L’edizione odierna de “La Nuova Venezia” si sofferma sul clima che ha accompagnato il Venezia in questa settimana di preparazione alla sfida di Palermo contro i rosanero.
Ormai il copione è noto. Si moltiplicano gli screenshot e le testimonianze: muovere una critica civile sulle piattaforme social del Venezia, spesso significa venire insultati di rimando. Il profilo ufficiale di un club professionistico – “Dici stronz…e”, scrive, tra le più recenti segnalazioni – contro i tifosi che rappresenta. Livello bettola al quinto spritz. Se questa è l’avveniristica visione identitaria della proprietà, beh, lunga vita al vecchio. «Un approccio del genere non porta da nessuna parte», dice Emanuele Garau. È uno storico appassionato arancioneroverde, ma soprattutto social media manager di professione che collabora con società di Serie B, C e calcio femminile. Quindi fa specie sentirgli dire che «il Venezia fa di tutto per dare un’immagine positiva di sé: eleganza, fashion, foto. Ma oltre la vetrina, la scatola è vuota. Non corrisponde alla realtà. E ciò che non piace al club viene nascosto».
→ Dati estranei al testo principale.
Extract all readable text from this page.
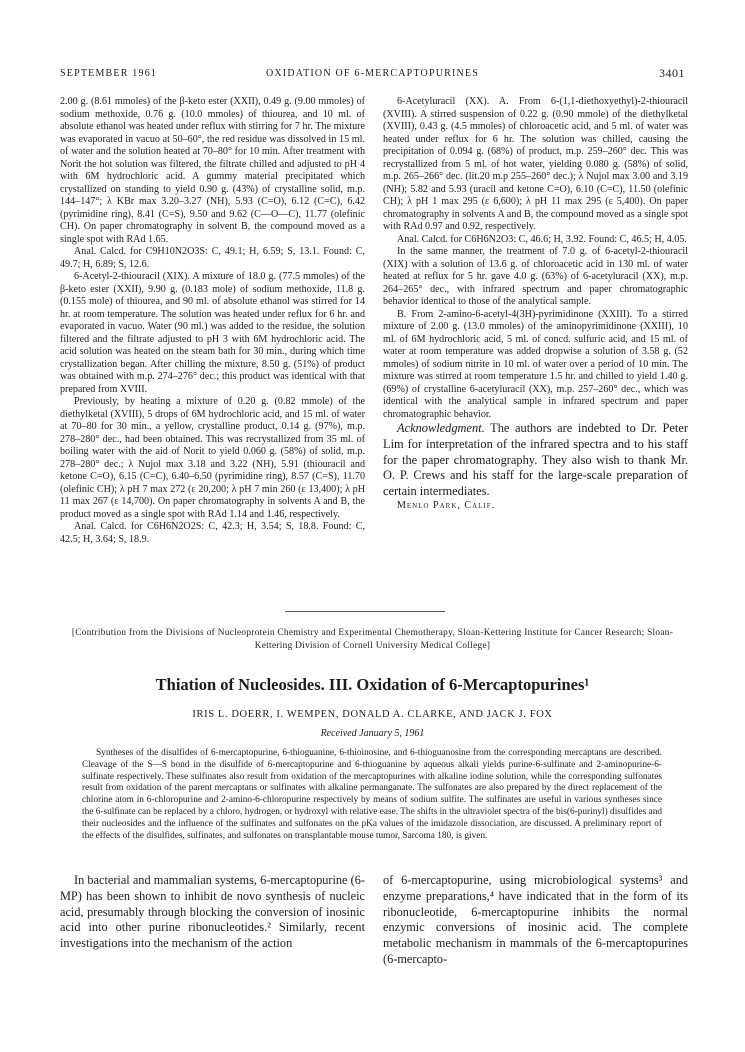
SEPTEMBER 1961	OXIDATION OF 6-MERCAPTOPURINES	3401

2.00 g. (8.61 mmoles) of the β-keto ester (XXII), 0.49 g. (9.00 mmoles) of sodium methoxide, 0.76 g. (10.0 mmoles) of thiourea, and 10 ml. of absolute ethanol was heated under reflux with stirring for 7 hr. The mixture was evaporated in vacuo at 50–60°, the red residue was dissolved in 15 ml. of water and the solution heated at 70–80° for 10 min. After treatment with Norit the hot solution was filtered, the filtrate chilled and adjusted to pH 4 with 6M hydrochloric acid. A gummy material precipitated which crystallized on standing to yield 0.90 g. (43%) of crystalline solid, m.p. 144–147°; λ KBr max 3.20–3.27 (NH), 5.93 (C=O), 6.12 (C=C), 6.42 (pyrimidine ring), 8.41 (C=S), 9.50 and 9.62 (C—O—C), 11.77 (olefinic CH). On paper chromatography in solvent B, the compound moved as a single spot with RAd 1.65.

Anal. Calcd. for C9H10N2O3S: C, 49.1; H, 6.59; S, 13.1. Found: C, 49.7; H, 6.89; S, 12.6.

6-Acetyl-2-thiouracil (XIX). A mixture of 18.0 g. (77.5 mmoles) of the β-keto ester (XXII), 9.90 g. (0.183 mole) of sodium methoxide, 11.8 g. (0.155 mole) of thiourea, and 90 ml. of absolute ethanol was stirred for 14 hr. at room temperature. The solution was heated under reflux for 6 hr. and evaporated in vacuo. Water (90 ml.) was added to the residue, the solution filtered and the filtrate adjusted to pH 3 with 6M hydrochloric acid. The acid solution was heated on the steam bath for 30 min., during which time crystallization began. After chilling the mixture, 8.50 g. (51%) of product was obtained with m.p. 274–276° dec.; this product was identical with that prepared from XVIII.

Previously, by heating a mixture of 0.20 g. (0.82 mmole) of the diethylketal (XVIII), 5 drops of 6M hydrochloric acid, and 15 ml. of water at 70–80 for 30 min., a yellow, crystalline product, 0.14 g. (97%), m.p. 278–280° dec., had been obtained. This was recrystallized from 35 ml. of boiling water with the aid of Norit to yield 0.060 g. (58%) of solid, m.p. 278–280° dec.; λ Nujol max 3.18 and 3.22 (NH), 5.91 (thiouracil and ketone C=O), 6.15 (C=C), 6.40–6.50 (pyrimidine ring), 8.57 (C=S), 11.70 (olefinic CH); λ pH 7 max 272 (ε 20,200; λ pH 7 min 260 (ε 13,400); λ pH 11 max 267 (ε 14,700). On paper chromatography in solvents A and B, the product moved as a single spot with RAd 1.14 and 1.46, respectively.

Anal. Calcd. for C6H6N2O2S: C, 42.3; H, 3.54; S, 18.8. Found: C, 42.5; H, 3.64; S, 18.9.

6-Acetyluracil (XX). A. From 6-(1,1-diethoxyethyl)-2-thiouracil (XVIII). A stirred suspension of 0.22 g. (0.90 mmole) of the diethylketal (XVIII), 0.43 g. (4.5 mmoles) of chloroacetic acid, and 5 ml. of water was heated under reflux for 6 hr. The solution was chilled, causing the precipitation of 0.094 g. (68%) of product, m.p. 259–260° dec. This was recrystallized from 5 ml. of hot water, yielding 0.080 g. (58%) of solid, m.p. 265–266° dec. (lit.20 m.p 255–260° dec.); λ Nujol max 3.00 and 3.19 (NH); 5.82 and 5.93 (uracil and ketone C=O), 6.10 (C=C), 11.50 (olefinic CH); λ pH 1 max 295 (ε 6,600); λ pH 11 max 295 (ε 5,400). On paper chromatography in solvents A and B, the compound moved as a single spot with RAd 0.97 and 0.92, respectively.

Anal. Calcd. for C6H6N2O3: C, 46.6; H, 3.92. Found: C, 46.5; H, 4.05.

In the same manner, the treatment of 7.0 g. of 6-acetyl-2-thiouracil (XIX) with a solution of 13.6 g. of chloroacetic acid in 130 ml. of water heated at reflux for 5 hr. gave 4.0 g. (63%) of 6-acetyluracil (XX), m.p. 264–265° dec., with infrared spectrum and paper chromatographic behavior identical to those of the analytical sample.

B. From 2-amino-6-acetyl-4(3H)-pyrimidinone (XXIII). To a stirred mixture of 2.00 g. (13.0 mmoles) of the aminopyrimidinone (XXIII), 10 ml. of 6M hydrochloric acid, 5 ml. of concd. sulfuric acid, and 15 ml. of water at room temperature was added dropwise a solution of 3.58 g. (52 mmoles) of sodium nitrite in 10 ml. of water over a period of 10 min. The mixture was stirred at room temperature 1.5 hr. and chilled to yield 1.40 g. (69%) of crystalline 6-acetyluracil (XX), m.p. 257–260° dec., which was identical with the analytical sample in infrared spectrum and paper chromatographic behavior.

Acknowledgment. The authors are indebted to Dr. Peter Lim for interpretation of the infrared spectra and to his staff for the paper chromatography. They also wish to thank Mr. O. P. Crews and his staff for the large-scale preparation of certain intermediates.

Menlo Park, Calif.

[Contribution from the Divisions of Nucleoprotein Chemistry and Experimental Chemotherapy, Sloan-Kettering Institute for Cancer Research; Sloan-Kettering Division of Cornell University Medical College]
Thiation of Nucleosides. III. Oxidation of 6-Mercaptopurines¹
IRIS L. DOERR, I. WEMPEN, DONALD A. CLARKE, AND JACK J. FOX
Received January 5, 1961

Syntheses of the disulfides of 6-mercaptopurine, 6-thioguanine, 6-thioinosine, and 6-thioguanosine from the corresponding mercaptans are described. Cleavage of the S—S bond in the disulfide of 6-mercaptopurine and 6-thioguanine by aqueous alkali yields purine-6-sulfinate and 2-aminopurine-6-sulfinate respectively. These sulfinates also result from oxidation of the mercaptopurines with alkaline iodine solution, while the corresponding sulfonates result from oxidation of the parent mercaptans or sulfinates with alkaline permanganate. The sulfonates are also prepared by the direct replacement of the chlorine atom in 6-chloropurine and 2-amino-6-chloropurine respectively by means of sodium sulfite. The sulfinates are useful in various syntheses since the 6-sulfinate can be replaced by a chloro, hydrogen, or hydroxyl with relative ease. The shifts in the ultraviolet spectra of the bis(6-purinyl) disulfides and their nucleosides and the influence of the sulfinates and sulfonates on the pKa values of the imidazole dissociation, are discussed. A preliminary report of the effects of the disulfides, sulfinates, and sulfonates on transplantable mouse tumor, Sarcoma 180, is given.

In bacterial and mammalian systems, 6-mercaptopurine (6-MP) has been shown to inhibit de novo synthesis of nucleic acid, presumably through blocking the conversion of inosinic acid into other purine ribonucleotides.² Similarly, recent investigations into the mechanism of the action

of 6-mercaptopurine, using microbiological systems³ and enzyme preparations,⁴ have indicated that in the form of its ribonucleotide, 6-mercaptopurine inhibits the normal enzymic conversions of inosinic acid. The complete metabolic mechanism in mammals of the 6-mercaptopurines (6-mercapto-
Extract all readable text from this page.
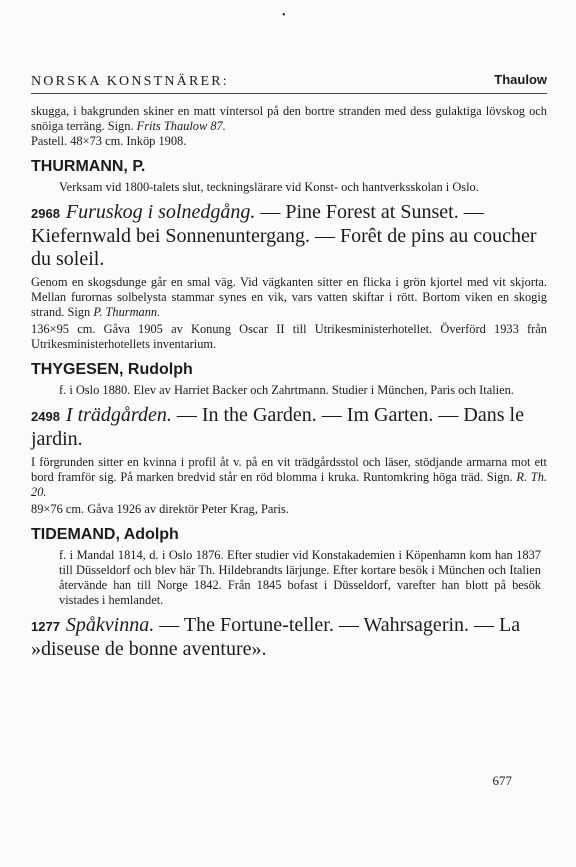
•
NORSKA KONSTNÄRER:	Thaulow
skugga, i bakgrunden skiner en matt vintersol på den bortre stranden med dess gulaktiga lövskog och snöiga terräng. Sign. Frits Thaulow 87.
Pastell. 48×73 cm. Inköp 1908.
THURMANN, P.
Verksam vid 1800-talets slut, teckningslärare vid Konst- och hantverksskolan i Oslo.
2968 Furuskog i solnedgång. — Pine Forest at Sunset. — Kiefernwald bei Sonnenuntergang. — Forêt de pins au coucher du soleil.
Genom en skogsdunge går en smal väg. Vid vägkanten sitter en flicka i grön kjortel med vit skjorta. Mellan furornas solbelysta stammar synes en vik, vars vatten skiftar i rött. Bortom viken en skogig strand. Sign P. Thurmann.
136×95 cm. Gåva 1905 av Konung Oscar II till Utrikesministerhotellet. Överförd 1933 från Utrikesministerhotellets inventarium.
THYGESEN, Rudolph
f. i Oslo 1880. Elev av Harriet Backer och Zahrtmann. Studier i München, Paris och Italien.
2498 I trädgården. — In the Garden. — Im Garten. — Dans le jardin.
I förgrunden sitter en kvinna i profil åt v. på en vit trädgårdsstol och läser, stödjande armarna mot ett bord framför sig. På marken bredvid står en röd blomma i kruka. Runtomkring höga träd. Sign. R. Th. 20.
89×76 cm. Gåva 1926 av direktör Peter Krag, Paris.
TIDEMAND, Adolph
f. i Mandal 1814, d. i Oslo 1876. Efter studier vid Konstakademien i Köpenhamn kom han 1837 till Düsseldorf och blev här Th. Hildebrandts lärjunge. Efter kortare besök i München och Italien återvände han till Norge 1842. Från 1845 bofast i Düsseldorf, varefter han blott på besök vistades i hemlandet.
1277 Spåkvinna. — The Fortune-teller. — Wahrsagerin. — La »diseuse de bonne aventure».
677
Letteralmente. Da giugno il Venezia ha rivisto le proprie community guidelines, riservandosi il diritto di cancellare i commenti offensivi. E ci mancherebbe. «Il problema», continua Garau, «è che però si fa un uso del tutto arbitrario della censura». Per esempio? «In uno degli ultimi post ho fatto presente, in modo pacato, che la società ha l’opportunità di monitorare l’operato dei propri manager e considerare le segnalazioni dei tifosi. Poco più giù un hater del Palermo fa discriminazione territoriale contro la città di Venezia. Il mio commento è stato eliminato, l’altro no». Questione di ego. «Prendo le distanze da questo atteggiamento. Anche perché mica tutti sono leoni da tastiera: talvolta i tifosi offrono feedback pertinenti. Se sono attaccabili, vengono ‘blastati’ dal profilo del Venezia», che li deride su Twitter. «E invece ignora o cancella quelli più strutturati, per poi riversare la propria irritazione nelle chat private». Roba da bambini delle medie. «Tutto questo attraverso uno strumento ufficiale da decine di migliaia di follower: fuori da ogni logica. Ma se i responsabili», il brand director Ted Philipakos e la director of media Sonya Kondratenko, «continuano a comportarsi così, evidentemente godono della fiducia della dirigenza».
Forse è questo l’aspetto più avvilente. Perché Duncan Niederauer, col veleno nell’aria dal Taliercio a Sant’Elena, a questo punto non può non sapere. Certi errori sono inammissibili, «quando i risultati sportivi non ci sono. E il sentore della piazza va al di là della classifica». Fare merchandising mentre la squadra retrocedeva dalla Serie A è grottesco. Crogiolarsi nel lifestyle durante il cambio di allenatore rasenta il ridicolo. Garau spiega che «le strategie aziendali vanno contestualizzate. Va bene aprirsi all’estero e a nuovi mercati. Ma ci vuole equilibrio: ignorando il locale si fa poca strada. E il Venezia fatica a mettersi nei panni del tifoso che va ogni settimana allo stadio. Qui mica siamo in Major League Soccer: fare calcio è sempre stato delicato. Non si può “imporre” un sistema a un contesto che non lo accoglie”. Vie di fuga? «insistere sull’interazione sana». E sul rispetto reciproco. «I tifosi che insultano sbagliano, naturalmente. Chi si pone in maniera corretta però merita attenzione e non ostilità da parte del club». La gente prima o poi capirà, è la litania del Venezia. «Ma perché sono sempre gli altri a dover capire, anziché intraprendere un percorso comune?». Si attende un tweet illuminante dai profili arancioneroverdi. Finora non ce ne sono stati.